The commissioners have exclusive performance and commercial recording rights until 9/30/23.
SDG Music Foundation
My early experiences with the Book of Esther stem from my childhood, when I would take part in Purim celebrations at my local synagogue. The children would dress up in costume and bring our toy ratchets and rattles. The rabbi would chant the text of the book in Hebrew, shouting out “Haman!” whenever the name came up, at which point all of us children would scream and drown out Haman’s name with our noisemakers. Afterward, we would eat hamantaschen (a three-cornered pastry filled with sweets). Clearly, we enjoyed the holiday as a fun spectacle; I doubt I ever wondered about the deeper significance of the story.
Upon revisiting the story as an adult, I find several striking points. First, women had little or no agency over their lives – Biblical times were a man’s world (Queen Vashti’s banishment at the beginning of the Book sets this tone immediately). Second, there is no mention of God, meaning that Esther and Mordecai are the agents of change in the story rather than God, though an argument can be made that God had an indirect role in guiding Mordecai’s and Esther’s actions. Finally, the significance of Esther taking direct action to save the descendants of the House of David can’t be overstated, as God had made an eternal covenant with David to preserve his descendants forever, as well as giving David’s lineage the throne of Israel. Esther not only saved David’s lineage from obliteration, but also preserved God’s promise with the Jewish people.

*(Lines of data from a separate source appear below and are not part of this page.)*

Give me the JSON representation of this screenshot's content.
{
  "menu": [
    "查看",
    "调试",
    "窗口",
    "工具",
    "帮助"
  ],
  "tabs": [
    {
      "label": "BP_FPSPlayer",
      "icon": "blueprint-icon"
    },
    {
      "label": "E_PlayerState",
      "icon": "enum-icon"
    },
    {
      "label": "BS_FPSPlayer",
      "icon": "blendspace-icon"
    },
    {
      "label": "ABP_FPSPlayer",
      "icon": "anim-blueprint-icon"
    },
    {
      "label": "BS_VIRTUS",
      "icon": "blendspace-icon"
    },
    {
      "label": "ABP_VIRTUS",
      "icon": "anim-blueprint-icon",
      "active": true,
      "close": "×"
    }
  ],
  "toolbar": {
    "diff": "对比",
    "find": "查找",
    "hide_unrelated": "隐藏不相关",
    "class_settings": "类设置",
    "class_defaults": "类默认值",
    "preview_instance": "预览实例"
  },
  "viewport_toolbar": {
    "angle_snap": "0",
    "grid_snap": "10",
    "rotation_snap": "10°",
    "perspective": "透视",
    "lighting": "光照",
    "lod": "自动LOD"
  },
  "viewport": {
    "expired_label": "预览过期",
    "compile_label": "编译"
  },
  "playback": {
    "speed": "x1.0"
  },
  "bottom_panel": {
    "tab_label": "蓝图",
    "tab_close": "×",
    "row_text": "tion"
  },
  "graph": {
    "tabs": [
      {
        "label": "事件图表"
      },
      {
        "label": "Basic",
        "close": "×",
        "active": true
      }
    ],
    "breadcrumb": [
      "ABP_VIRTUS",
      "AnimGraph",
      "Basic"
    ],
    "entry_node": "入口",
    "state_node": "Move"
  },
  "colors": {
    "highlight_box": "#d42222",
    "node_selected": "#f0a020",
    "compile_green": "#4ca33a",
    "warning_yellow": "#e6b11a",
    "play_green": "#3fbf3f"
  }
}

The question of whether Esther possesses the agency to act is addressed head-on in the biblical story, when Mordecai asks her, “Who knows if you were chosen for such a time as this?” Esther’s weighing of this question is the central dilemma of the story. To add gravitas to this moment, this is the only point that I ask the narrator to sing as Esther ponders the question. Moreover, I find Mordecai’s question can be as applicable to us today as it was to Esther. If Mordecai were to ask each of us if we were chosen for such a time as this, perhaps we might view his query as an invitation to remember that we each possess agency to make changes happen in our lives, to act upon injustices that we see happening around us, and to strive to leave the world a better place than how we found it.
For Such a Time as This was commissioned by SDG Music Foundation, Chicago, IL. Librettist Jerre Dye penned a new narration so that the story is told through Esther’s eyes.